A study of calcium transport in cells reveals the complexity of the intracellular medium

SILVINA PONCE DAWSON

Workshop; Transport Phenomena and Fluctuations in Small Complex Systems; 2023

Calcium (Ca2+) is a universal second messenger that participates in the regulation of an enormous variety of physiological processes. The way in which local elevations of the cytosolic Ca2+ concentration spread in space and time is key for the versatility of the signals. Having reliable estimates of the rate at which Ca2+ diffusion proceeds is thus basic to understand the dynamics of the signals and of the responses that can eventually be evoked. Ca2+ diffusion in the cytosol is hindered by binding/unbinding to/from proteins that act as buffers.
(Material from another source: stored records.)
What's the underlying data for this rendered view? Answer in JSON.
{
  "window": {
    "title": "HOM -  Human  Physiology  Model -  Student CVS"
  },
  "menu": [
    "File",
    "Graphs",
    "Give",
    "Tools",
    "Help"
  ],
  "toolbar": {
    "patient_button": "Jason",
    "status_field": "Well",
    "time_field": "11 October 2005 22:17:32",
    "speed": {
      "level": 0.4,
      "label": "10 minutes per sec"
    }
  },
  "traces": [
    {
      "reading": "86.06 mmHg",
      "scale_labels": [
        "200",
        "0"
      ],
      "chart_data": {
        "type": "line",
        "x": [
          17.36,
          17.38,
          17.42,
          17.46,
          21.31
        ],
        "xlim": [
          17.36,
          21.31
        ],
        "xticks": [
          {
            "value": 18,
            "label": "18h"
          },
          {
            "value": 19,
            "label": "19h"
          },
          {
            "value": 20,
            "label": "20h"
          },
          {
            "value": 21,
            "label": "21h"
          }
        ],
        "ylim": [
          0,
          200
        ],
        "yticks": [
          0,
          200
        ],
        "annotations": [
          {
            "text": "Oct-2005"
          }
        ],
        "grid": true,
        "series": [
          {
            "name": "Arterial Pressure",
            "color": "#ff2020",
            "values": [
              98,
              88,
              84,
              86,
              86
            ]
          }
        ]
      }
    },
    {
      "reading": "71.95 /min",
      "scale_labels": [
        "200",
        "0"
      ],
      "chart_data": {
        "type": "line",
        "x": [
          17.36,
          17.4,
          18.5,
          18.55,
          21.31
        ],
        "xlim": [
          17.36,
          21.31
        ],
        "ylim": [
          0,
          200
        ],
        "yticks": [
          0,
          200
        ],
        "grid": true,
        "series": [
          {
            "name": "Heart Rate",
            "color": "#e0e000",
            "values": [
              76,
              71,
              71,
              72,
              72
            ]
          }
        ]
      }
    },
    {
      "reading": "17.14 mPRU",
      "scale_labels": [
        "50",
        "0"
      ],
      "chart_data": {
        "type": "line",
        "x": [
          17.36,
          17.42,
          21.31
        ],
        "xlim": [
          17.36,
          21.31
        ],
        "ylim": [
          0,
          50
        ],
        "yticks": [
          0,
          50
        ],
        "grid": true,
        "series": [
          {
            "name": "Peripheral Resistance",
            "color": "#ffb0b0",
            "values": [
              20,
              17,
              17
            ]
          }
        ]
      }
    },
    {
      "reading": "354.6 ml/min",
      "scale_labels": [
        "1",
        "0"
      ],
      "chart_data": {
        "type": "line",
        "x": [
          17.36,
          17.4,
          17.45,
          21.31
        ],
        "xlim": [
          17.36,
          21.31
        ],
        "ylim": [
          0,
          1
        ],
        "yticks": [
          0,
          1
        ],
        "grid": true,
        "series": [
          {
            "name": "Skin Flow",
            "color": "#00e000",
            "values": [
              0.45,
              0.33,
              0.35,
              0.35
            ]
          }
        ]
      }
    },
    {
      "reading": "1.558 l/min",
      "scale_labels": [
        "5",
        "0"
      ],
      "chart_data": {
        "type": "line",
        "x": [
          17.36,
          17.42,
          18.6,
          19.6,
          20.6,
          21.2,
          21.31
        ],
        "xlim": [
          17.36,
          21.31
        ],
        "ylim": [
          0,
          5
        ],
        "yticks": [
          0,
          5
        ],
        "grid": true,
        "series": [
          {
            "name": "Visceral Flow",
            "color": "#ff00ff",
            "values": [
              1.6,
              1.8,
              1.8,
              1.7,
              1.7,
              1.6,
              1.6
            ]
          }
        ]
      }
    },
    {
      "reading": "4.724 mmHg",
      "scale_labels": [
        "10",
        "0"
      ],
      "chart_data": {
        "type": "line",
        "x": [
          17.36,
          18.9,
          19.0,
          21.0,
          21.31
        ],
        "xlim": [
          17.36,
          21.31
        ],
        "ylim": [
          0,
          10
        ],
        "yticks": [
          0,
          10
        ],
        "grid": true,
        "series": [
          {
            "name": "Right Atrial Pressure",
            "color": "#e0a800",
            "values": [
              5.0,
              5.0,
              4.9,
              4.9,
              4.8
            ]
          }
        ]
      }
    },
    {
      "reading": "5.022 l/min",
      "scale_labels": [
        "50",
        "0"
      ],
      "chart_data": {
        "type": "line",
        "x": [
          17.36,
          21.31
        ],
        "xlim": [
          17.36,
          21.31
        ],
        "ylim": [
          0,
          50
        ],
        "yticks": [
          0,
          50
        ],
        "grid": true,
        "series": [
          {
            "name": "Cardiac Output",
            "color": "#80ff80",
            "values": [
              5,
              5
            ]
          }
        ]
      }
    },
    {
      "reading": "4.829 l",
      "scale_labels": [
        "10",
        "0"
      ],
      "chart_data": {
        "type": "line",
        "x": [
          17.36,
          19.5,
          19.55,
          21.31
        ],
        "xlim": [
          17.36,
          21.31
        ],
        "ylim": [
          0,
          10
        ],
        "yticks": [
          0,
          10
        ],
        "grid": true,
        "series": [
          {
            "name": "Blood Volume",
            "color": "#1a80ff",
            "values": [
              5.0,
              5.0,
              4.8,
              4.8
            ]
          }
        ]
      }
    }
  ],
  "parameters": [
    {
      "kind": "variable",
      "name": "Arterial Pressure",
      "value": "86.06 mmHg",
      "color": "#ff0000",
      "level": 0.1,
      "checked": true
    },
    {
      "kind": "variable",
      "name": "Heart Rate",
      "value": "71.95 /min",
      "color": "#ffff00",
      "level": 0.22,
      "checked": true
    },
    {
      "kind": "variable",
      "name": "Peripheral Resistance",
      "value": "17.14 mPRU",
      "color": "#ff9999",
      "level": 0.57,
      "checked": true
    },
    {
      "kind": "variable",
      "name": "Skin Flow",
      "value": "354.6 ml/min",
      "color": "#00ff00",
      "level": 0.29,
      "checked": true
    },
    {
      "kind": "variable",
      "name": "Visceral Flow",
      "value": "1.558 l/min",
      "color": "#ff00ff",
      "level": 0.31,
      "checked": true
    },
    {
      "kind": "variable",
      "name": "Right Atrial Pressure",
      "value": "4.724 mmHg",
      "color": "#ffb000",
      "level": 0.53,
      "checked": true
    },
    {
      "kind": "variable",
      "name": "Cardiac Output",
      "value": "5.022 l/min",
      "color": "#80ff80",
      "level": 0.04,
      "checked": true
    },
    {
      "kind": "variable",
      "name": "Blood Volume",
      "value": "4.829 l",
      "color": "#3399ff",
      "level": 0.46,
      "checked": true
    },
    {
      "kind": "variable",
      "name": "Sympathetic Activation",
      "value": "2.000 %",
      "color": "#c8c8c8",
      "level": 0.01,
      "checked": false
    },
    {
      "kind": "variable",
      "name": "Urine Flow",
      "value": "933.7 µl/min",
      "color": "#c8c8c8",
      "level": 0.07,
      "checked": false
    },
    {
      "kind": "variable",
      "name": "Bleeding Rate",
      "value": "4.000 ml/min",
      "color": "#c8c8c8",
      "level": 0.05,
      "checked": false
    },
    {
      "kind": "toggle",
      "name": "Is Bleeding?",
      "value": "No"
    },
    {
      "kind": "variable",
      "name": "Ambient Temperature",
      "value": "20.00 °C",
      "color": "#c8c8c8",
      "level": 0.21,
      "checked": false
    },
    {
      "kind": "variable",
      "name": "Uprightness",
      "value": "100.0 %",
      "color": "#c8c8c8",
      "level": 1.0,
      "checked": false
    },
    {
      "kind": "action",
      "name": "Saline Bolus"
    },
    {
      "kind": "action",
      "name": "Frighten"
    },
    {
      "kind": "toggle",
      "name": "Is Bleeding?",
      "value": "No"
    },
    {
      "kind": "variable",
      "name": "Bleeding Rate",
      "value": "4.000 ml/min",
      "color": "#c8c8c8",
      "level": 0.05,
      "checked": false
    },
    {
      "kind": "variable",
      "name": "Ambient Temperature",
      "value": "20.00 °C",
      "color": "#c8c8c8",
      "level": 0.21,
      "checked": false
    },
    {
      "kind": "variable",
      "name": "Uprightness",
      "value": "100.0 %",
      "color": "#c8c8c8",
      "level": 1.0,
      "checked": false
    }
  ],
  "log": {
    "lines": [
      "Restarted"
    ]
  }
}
The idea of a concentration-dependent effective diffusion is thus introduced to describe the net transport that results from the combination of the free (Einstein-like) diffusion of the ions and their interaction with these buffers. Effective diffusion coefficients reach free diffusion ones as the Ca2+ concentration increases, “overriding” the hindering effect of the interaction with buffers. Together with Cecilia Villarruel and Pablo Aguilar we performed a series of experiments in Xenopus laevis oocytes and in cells of Saccharomyces cerevisiae to estimate the Ca2+ diffusion coefficient in vivo. These experiments revealed that, in cells, Ca2+ diffusion is not only affected but the interaction with buffers but also by local changes in viscosity that yield widely variable free diffusion values. In this talk I will describe these results which led us to the conclusion that, in the cytosol of living cells, Ca2+ ions can freely diffuse at a higher rate than previously thought. I will also discuss briefly the implications of this conclusion for the propagation of the signals and the end responses that they can elicit.